The other aspect was tipping, which seemed almost incessant. Our bags would go from one helper…. to another….. to another – just on checking in to a hotel – and all expected (and received) a tip. In both mens’ and ladies’ rooms, there was often no toilet paper in the stall, but after washing hands, an attendant was always there to give paper to dry hands ---- rolled up toilet paper. Ah yes! Tip!! Rance’s hand became chafed from reaching into his pocket! As we were finally taxiing away from the Jaipur airport (having walked across the tarmac to reach the plane), Rance pointed out the window to the ground guide giving back-up directions to the pilot and, with horror in his eyes, said “Oh, my God! Go back! There’s a guy I missed!”
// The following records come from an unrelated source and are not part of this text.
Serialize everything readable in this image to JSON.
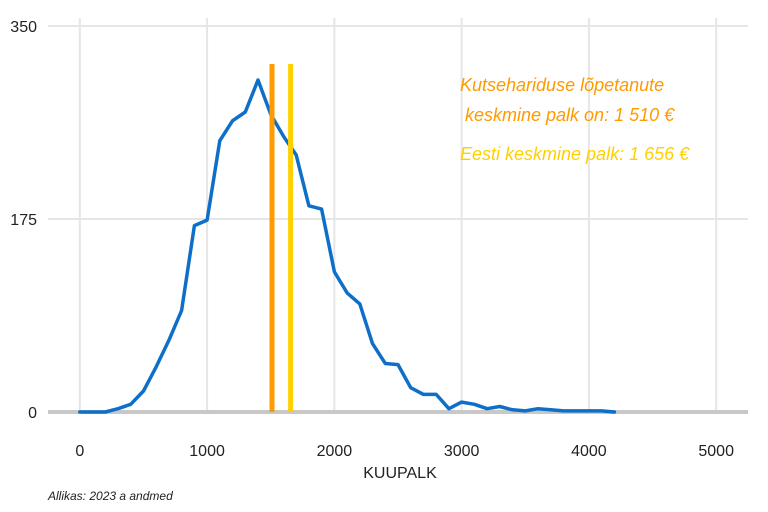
{
  "chart_data": {
    "type": "line",
    "xlabel": "KUUPALK",
    "ylabel": "",
    "xlim": [
      -250,
      5250
    ],
    "ylim": [
      0,
      350
    ],
    "x_ticks": [
      0,
      1000,
      2000,
      3000,
      4000,
      5000
    ],
    "y_ticks": [
      0,
      175,
      350
    ],
    "grid": true,
    "series": [
      {
        "color": "#0e6fc9",
        "points": [
          [
            0,
            0
          ],
          [
            100,
            0
          ],
          [
            200,
            0
          ],
          [
            300,
            3
          ],
          [
            400,
            7
          ],
          [
            500,
            19
          ],
          [
            600,
            41
          ],
          [
            700,
            65
          ],
          [
            800,
            92
          ],
          [
            900,
            169
          ],
          [
            1000,
            174
          ],
          [
            1100,
            246
          ],
          [
            1200,
            264
          ],
          [
            1300,
            272
          ],
          [
            1400,
            301
          ],
          [
            1500,
            270
          ],
          [
            1600,
            250
          ],
          [
            1700,
            233
          ],
          [
            1800,
            187
          ],
          [
            1900,
            184
          ],
          [
            2000,
            127
          ],
          [
            2100,
            108
          ],
          [
            2200,
            98
          ],
          [
            2300,
            62
          ],
          [
            2400,
            44
          ],
          [
            2500,
            43
          ],
          [
            2600,
            22
          ],
          [
            2700,
            16
          ],
          [
            2800,
            16
          ],
          [
            2900,
            3
          ],
          [
            3000,
            9
          ],
          [
            3100,
            7
          ],
          [
            3200,
            3
          ],
          [
            3300,
            5
          ],
          [
            3400,
            2
          ],
          [
            3500,
            1
          ],
          [
            3600,
            3
          ],
          [
            3700,
            2
          ],
          [
            3800,
            1
          ],
          [
            3900,
            1
          ],
          [
            4000,
            1
          ],
          [
            4100,
            1
          ],
          [
            4200,
            0
          ]
        ]
      }
    ],
    "vlines": [
      {
        "x": 1510,
        "color": "#ff9a00"
      },
      {
        "x": 1656,
        "color": "#ffd000"
      }
    ],
    "annotations": [
      {
        "lines": [
          "Kutsehariduse lõpetanute",
          " keskmine palk on: 1 510 €"
        ],
        "color": "#ff9a00"
      },
      {
        "lines": [
          "Eesti keskmine palk: 1 656 €"
        ],
        "color": "#ffd000"
      }
    ],
    "source": "Allikas: 2023 a andmed"
  }
}
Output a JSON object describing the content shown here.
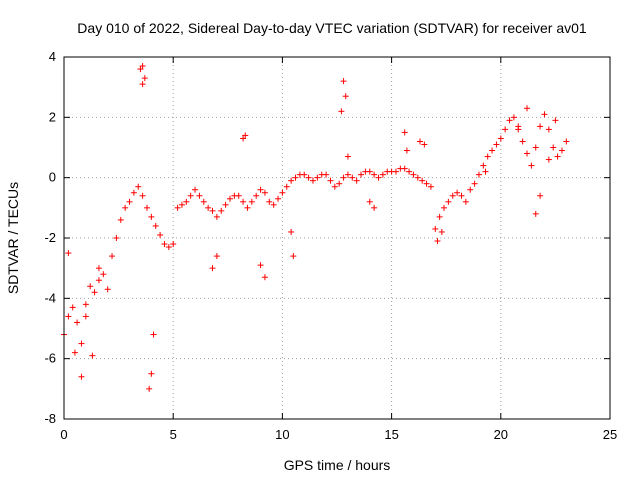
{
  "chart_data": {
    "type": "scatter",
    "title": "Day 010 of 2022, Sidereal Day-to-day VTEC variation (SDTVAR) for receiver av01",
    "xlabel": "GPS time / hours",
    "ylabel": "SDTVAR / TECUs",
    "xlim": [
      0,
      25
    ],
    "ylim": [
      -8,
      4
    ],
    "xticks": [
      0,
      5,
      10,
      15,
      20,
      25
    ],
    "xtick_labels": [
      "0",
      "5",
      "10",
      "15",
      "20",
      "25"
    ],
    "yticks": [
      -8,
      -6,
      -4,
      -2,
      0,
      2,
      4
    ],
    "ytick_labels": [
      "-8",
      "-6",
      "-4",
      "-2",
      "0",
      "2",
      "4"
    ],
    "grid": true,
    "grid_style": "dotted",
    "legend": "none",
    "marker": "+",
    "series": [
      {
        "name": "SDTVAR",
        "color": "#ff0000",
        "x": [
          0.0,
          0.2,
          0.4,
          0.6,
          0.8,
          1.0,
          1.2,
          1.4,
          1.6,
          1.8,
          2.0,
          2.2,
          2.4,
          2.6,
          2.8,
          3.0,
          3.2,
          3.4,
          3.6,
          3.8,
          4.0,
          4.2,
          4.4,
          4.6,
          4.8,
          5.0,
          5.2,
          5.4,
          5.6,
          5.8,
          6.0,
          6.2,
          6.4,
          6.6,
          6.8,
          7.0,
          7.2,
          7.4,
          7.6,
          7.8,
          8.0,
          8.2,
          8.4,
          8.6,
          8.8,
          9.0,
          9.2,
          9.4,
          9.6,
          9.8,
          10.0,
          10.2,
          10.4,
          10.6,
          10.8,
          11.0,
          11.2,
          11.4,
          11.6,
          11.8,
          12.0,
          12.2,
          12.4,
          12.6,
          12.8,
          13.0,
          13.2,
          13.4,
          13.6,
          13.8,
          14.0,
          14.2,
          14.4,
          14.6,
          14.8,
          15.0,
          15.2,
          15.4,
          15.6,
          15.8,
          16.0,
          16.2,
          16.4,
          16.6,
          16.8,
          17.0,
          17.2,
          17.4,
          17.6,
          17.8,
          18.0,
          18.2,
          18.4,
          18.6,
          18.8,
          19.0,
          19.2,
          19.4,
          19.6,
          19.8,
          20.0,
          20.2,
          20.4,
          20.6,
          20.8,
          21.0,
          21.2,
          21.4,
          21.6,
          21.8,
          22.0,
          22.2,
          22.4,
          22.6,
          22.8,
          23.0,
          0.2,
          0.5,
          0.8,
          1.0,
          1.3,
          1.6,
          3.6,
          3.7,
          3.5,
          3.6,
          8.2,
          8.3,
          12.8,
          12.9,
          12.7,
          13.0,
          15.6,
          15.7,
          16.3,
          16.5,
          19.3,
          4.0,
          4.1,
          3.9,
          6.8,
          7.0,
          9.0,
          9.2,
          10.4,
          10.5,
          14.0,
          14.2,
          17.1,
          17.3,
          21.6,
          21.8,
          22.2,
          22.5,
          20.8,
          21.2
        ],
        "y": [
          -5.2,
          -4.6,
          -4.3,
          -4.8,
          -5.5,
          -4.2,
          -3.6,
          -3.8,
          -3.4,
          -3.2,
          -3.7,
          -2.6,
          -2.0,
          -1.4,
          -1.0,
          -0.8,
          -0.5,
          -0.3,
          -0.6,
          -1.0,
          -1.3,
          -1.6,
          -1.9,
          -2.2,
          -2.3,
          -2.2,
          -1.0,
          -0.9,
          -0.8,
          -0.6,
          -0.4,
          -0.6,
          -0.8,
          -1.0,
          -1.1,
          -1.3,
          -1.1,
          -0.9,
          -0.7,
          -0.6,
          -0.6,
          -0.8,
          -1.0,
          -0.8,
          -0.6,
          -0.4,
          -0.5,
          -0.8,
          -0.9,
          -0.7,
          -0.5,
          -0.3,
          -0.1,
          0.0,
          0.1,
          0.1,
          0.0,
          -0.1,
          0.0,
          0.1,
          0.1,
          -0.1,
          -0.3,
          -0.2,
          0.0,
          0.1,
          0.0,
          -0.1,
          0.1,
          0.2,
          0.2,
          0.1,
          0.0,
          0.1,
          0.2,
          0.2,
          0.2,
          0.3,
          0.3,
          0.2,
          0.1,
          0.0,
          -0.1,
          -0.2,
          -0.3,
          -1.7,
          -1.3,
          -1.0,
          -0.8,
          -0.6,
          -0.5,
          -0.6,
          -0.8,
          -0.4,
          -0.2,
          0.1,
          0.4,
          0.7,
          0.9,
          1.1,
          1.3,
          1.6,
          1.9,
          2.0,
          1.6,
          1.2,
          0.8,
          0.4,
          1.0,
          1.7,
          2.1,
          1.6,
          1.0,
          0.7,
          0.9,
          1.2,
          -2.5,
          -5.8,
          -6.6,
          -4.6,
          -5.9,
          -3.0,
          3.7,
          3.3,
          3.6,
          3.1,
          1.3,
          1.4,
          3.2,
          2.7,
          2.2,
          0.7,
          1.5,
          0.9,
          1.2,
          1.1,
          0.2,
          -6.5,
          -5.2,
          -7.0,
          -3.0,
          -2.6,
          -2.9,
          -3.3,
          -1.8,
          -2.6,
          -0.8,
          -1.0,
          -2.1,
          -1.8,
          -1.2,
          -0.6,
          0.6,
          1.9,
          1.7,
          2.3
        ]
      }
    ]
  }
}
In any case, we enjoyed India, but were also quite ready to move on to Australia.

3 comments:

Unknown said...

Outstanding tour!! I might add, as usual. Can tell Susan opt-edited this one a bit, eh wat! As for the "tipping" was it in Euros, dollars or pounds??

Lovely pic of the Taj.

Grance said...

All in rupees - which were 40 to the dollar, so it was never very much - just constant.

Travel Pig said...

Loved this post - so much on which to comment.
1. LOL about the Adopt a Highway comment - very funny!
2. Loved seeing ya'll on an elephant - can't wait to hear about that.
3. Can't wait to see the jewelry you bought me (hee hee!)
4. The pic of Mom and the Astrologer/guide looks like she's haggling with him about the marriage arrangements their making regarding Amy and his oldest son. You did say arranged marriages are acceptable right? (I hope you got a good price. Ames will be a lawyer soon and I hear they bring a good penny!)
5. You kwetsch about the tipping but let's get serious folks - it sounds like Rance was in his element!! He loves being the Big Spender and he excels at it!! (Do I get a tip for the compliment, Grance??)